Son étreinte se resserre, mes bras sont coincés contre mon torse et je n'arrive pas à m'échapper. Alors je crie. Je lui crie de me lâcher et de me laisser partir. Je me débats, je crois que je finis par lui donner des coups de pied dans les jambes mais ce n'est que lorsque des lumières s'allument dans le bâtiment à notre droite qu'il me lâche. Il reprend mon bras avant que je puisse m'éclipser et me retourne vers lui.

— C'est dangereux ! Rentre avec moi, s'il te plaît !

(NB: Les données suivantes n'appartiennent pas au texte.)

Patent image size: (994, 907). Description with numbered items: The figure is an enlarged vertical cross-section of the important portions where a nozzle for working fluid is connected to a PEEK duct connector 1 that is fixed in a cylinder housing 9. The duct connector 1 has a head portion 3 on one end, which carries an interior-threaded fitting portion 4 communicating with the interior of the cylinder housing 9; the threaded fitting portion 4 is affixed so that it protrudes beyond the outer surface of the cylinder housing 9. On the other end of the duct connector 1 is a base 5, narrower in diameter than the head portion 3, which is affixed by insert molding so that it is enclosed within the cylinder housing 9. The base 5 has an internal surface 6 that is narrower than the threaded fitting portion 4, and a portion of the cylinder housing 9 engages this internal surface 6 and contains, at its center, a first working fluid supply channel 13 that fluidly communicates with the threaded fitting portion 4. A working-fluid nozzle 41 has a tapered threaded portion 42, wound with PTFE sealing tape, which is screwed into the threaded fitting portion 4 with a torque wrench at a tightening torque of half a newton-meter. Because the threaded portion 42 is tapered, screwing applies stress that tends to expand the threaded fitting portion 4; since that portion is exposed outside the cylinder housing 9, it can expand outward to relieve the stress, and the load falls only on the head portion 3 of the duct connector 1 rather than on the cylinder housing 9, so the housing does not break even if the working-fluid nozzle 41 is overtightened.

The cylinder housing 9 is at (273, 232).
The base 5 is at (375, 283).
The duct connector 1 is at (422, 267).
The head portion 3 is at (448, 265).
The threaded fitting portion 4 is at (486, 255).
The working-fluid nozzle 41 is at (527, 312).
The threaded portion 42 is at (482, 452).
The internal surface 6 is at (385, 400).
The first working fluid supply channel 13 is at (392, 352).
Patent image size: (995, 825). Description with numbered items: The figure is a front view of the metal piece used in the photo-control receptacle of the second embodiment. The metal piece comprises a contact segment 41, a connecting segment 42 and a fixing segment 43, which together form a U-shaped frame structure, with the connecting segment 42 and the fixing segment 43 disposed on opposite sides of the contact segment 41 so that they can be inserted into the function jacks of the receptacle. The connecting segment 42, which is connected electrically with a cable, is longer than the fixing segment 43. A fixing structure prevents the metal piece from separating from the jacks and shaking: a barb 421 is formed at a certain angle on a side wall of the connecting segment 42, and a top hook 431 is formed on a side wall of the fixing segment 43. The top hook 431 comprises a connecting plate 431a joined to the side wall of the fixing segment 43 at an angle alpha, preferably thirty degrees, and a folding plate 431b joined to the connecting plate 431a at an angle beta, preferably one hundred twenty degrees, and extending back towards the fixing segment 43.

— Non, il faut que j'y aille !

— Je sais que tu t'inquiètes pour ton père mais...

— Non ! Tu ne sais pas ! Tu sais rien !

Je tire sur mon bras, dans l'espoir qu'il finisse par me lâcher pour que je puisse partir, mais plus je tire et plus ses doigts serrent ma peau pour me retenir. Ça me fait mal mais tant pis, je continue de lutter contre lui.

— Lâche-moi, répété-je encore. Je dois aller à l'hôpital, je dois être près de lui... Il faut que...

Je sens les larmes qui reviennent avec ma frustration de ne pas pouvoir me dégager. Sa main libre vient se poser sur mon épaule, j'essaie de le repousser, en vain.

— Je dois y aller, je dois être là au cas où il...

Les mots meurent avant de passer mes lèvres et mes sanglots ont enfin raison de moi. Surpris, Alec me libère, mais je ne bouge pas. J'ai peur, j'ai tellement peur.

— Magnus...

Je cache mon visage dans mes mains et il me prend dans ses bras pour me serrer contre son torse. Là, le visage caché contre son cou, je me laisse aller à mon chagrin.